Even if a hacker could easily be kicked out, it might not be a good idea. Jake Williams, a former NSA operator and now principal of Rendition Infosec, a cybersecurity firm, says, “Nation-states have multiple CNE tools. They don’t know which one you’ve caught, but if you kick it out, they do know. They’ll then deploy new tools that you might not know about, and you’ll lose the ability to track them.”

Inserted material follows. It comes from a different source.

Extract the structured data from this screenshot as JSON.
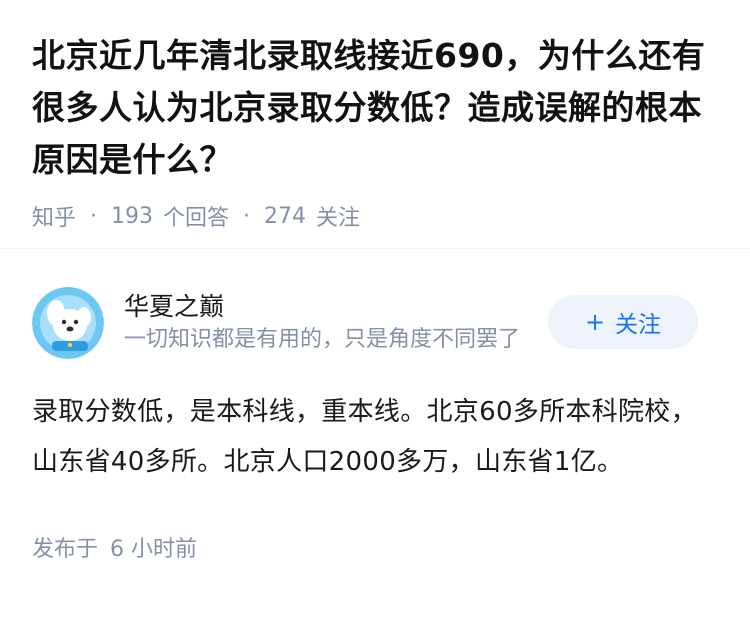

So, what should we do? Is there anything we can do? Life would be less convenient, but much more secure, if the industrial executives of the 1990s had taken note of the official warnings and not hooked the heartbeat of their operations to the internet. The same impulse has infected the U.S. military. In every war game that tests the vulnerability of some unit’s computerized command-control system, the intruder always gets in.

As with other forms of warfare, a strategy of deterrence can keep an attacker at bay. For a country to be deterred from launching an attack, its leaders have to know what consequences they might face. One reason no leaders have fired a nuclear weapon in anger since 1945 is that they fear the object of the attack—or its nuclear-armed ally—will retaliate in kind. Maybe they don’t entirely believe the retaliation would happen, but they’ve heard the threat uttered so many times, they at least have to weigh the risks very carefully.

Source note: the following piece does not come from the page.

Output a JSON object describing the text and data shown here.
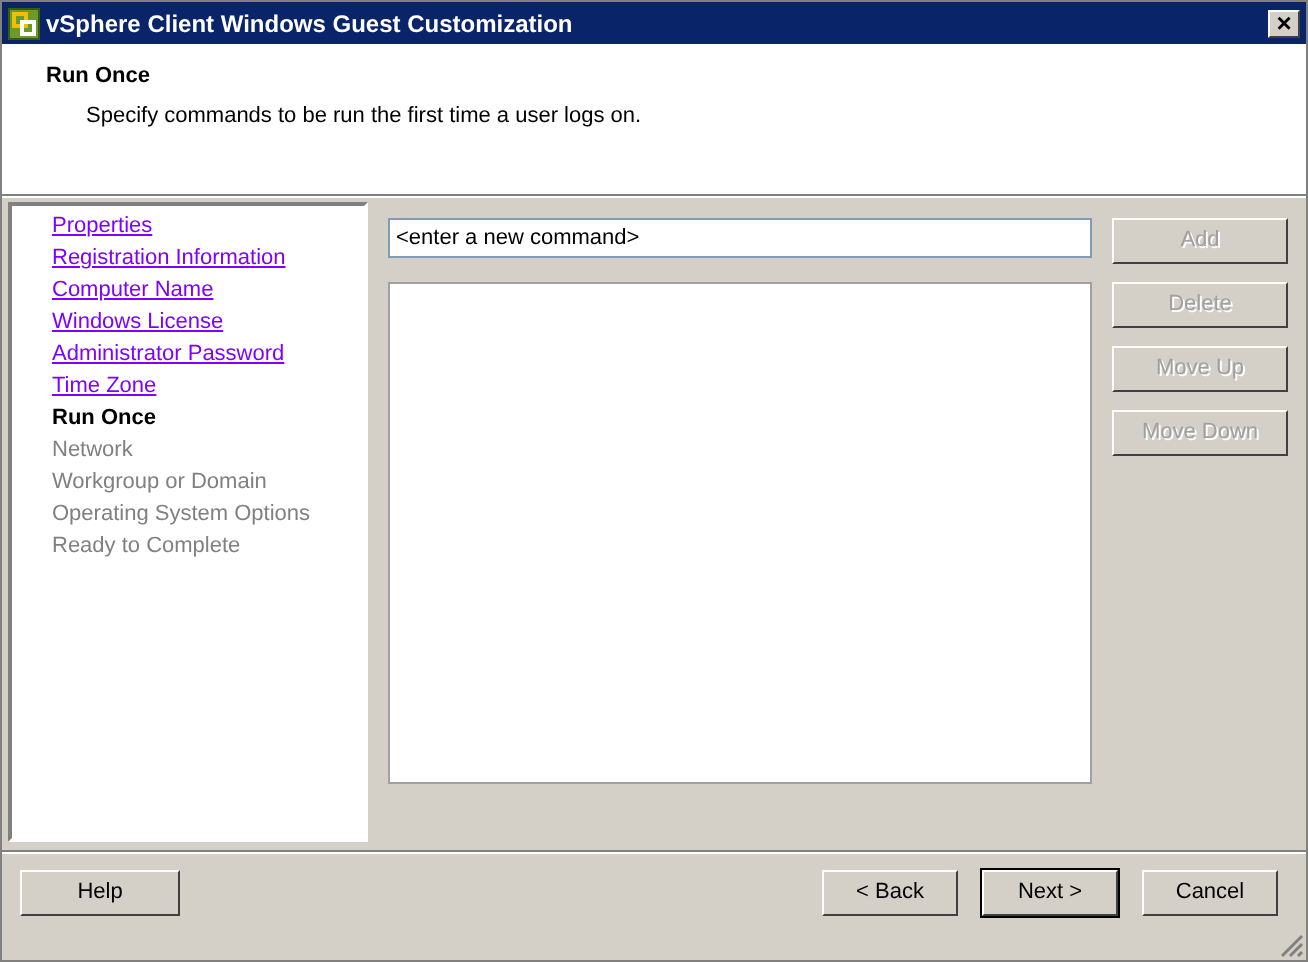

But nobody has ever defined what deterrence means in cyberwar. One break we’ve had in the past decade or so is that other countries, notably Russia and China, have steadily copied our mistake of putting critical infrastructures online; as a result, a state of mutual deterrence (if you attack us, we’ll attack you) has naturally evolved. But beyond that, our political and military leaders haven’t done much systematic thinking.

Nobody knows what consequences they might face from a major cyberattack. As for minor cyberattacks, they happen every day, at no cost, and no one has ever defined the line between major and minor attacks, a fact that might tempt some to take bigger risks than they might otherwise. If someone launches a cyber attack on a bank, is it the government’s responsibility to retaliate? What about an attack on six banks or on two small power plants?

More could be done to protect critical infrastructure from cyberattacks, but a purely defensive approach has its limits. Above all else, the government needs to formulate a strategy for cyberdeterrence—a statement of what it would do in response to which kinds of attacks. A group of strategists managed to come up with a statement just months after Hiroshima, and the military created programs to put the strategy into place in the next few years. Twenty years after the Marsh Commission report, a dozen years after the Aurora Generator Test and Stuxnet, we still haven’t taken that first step.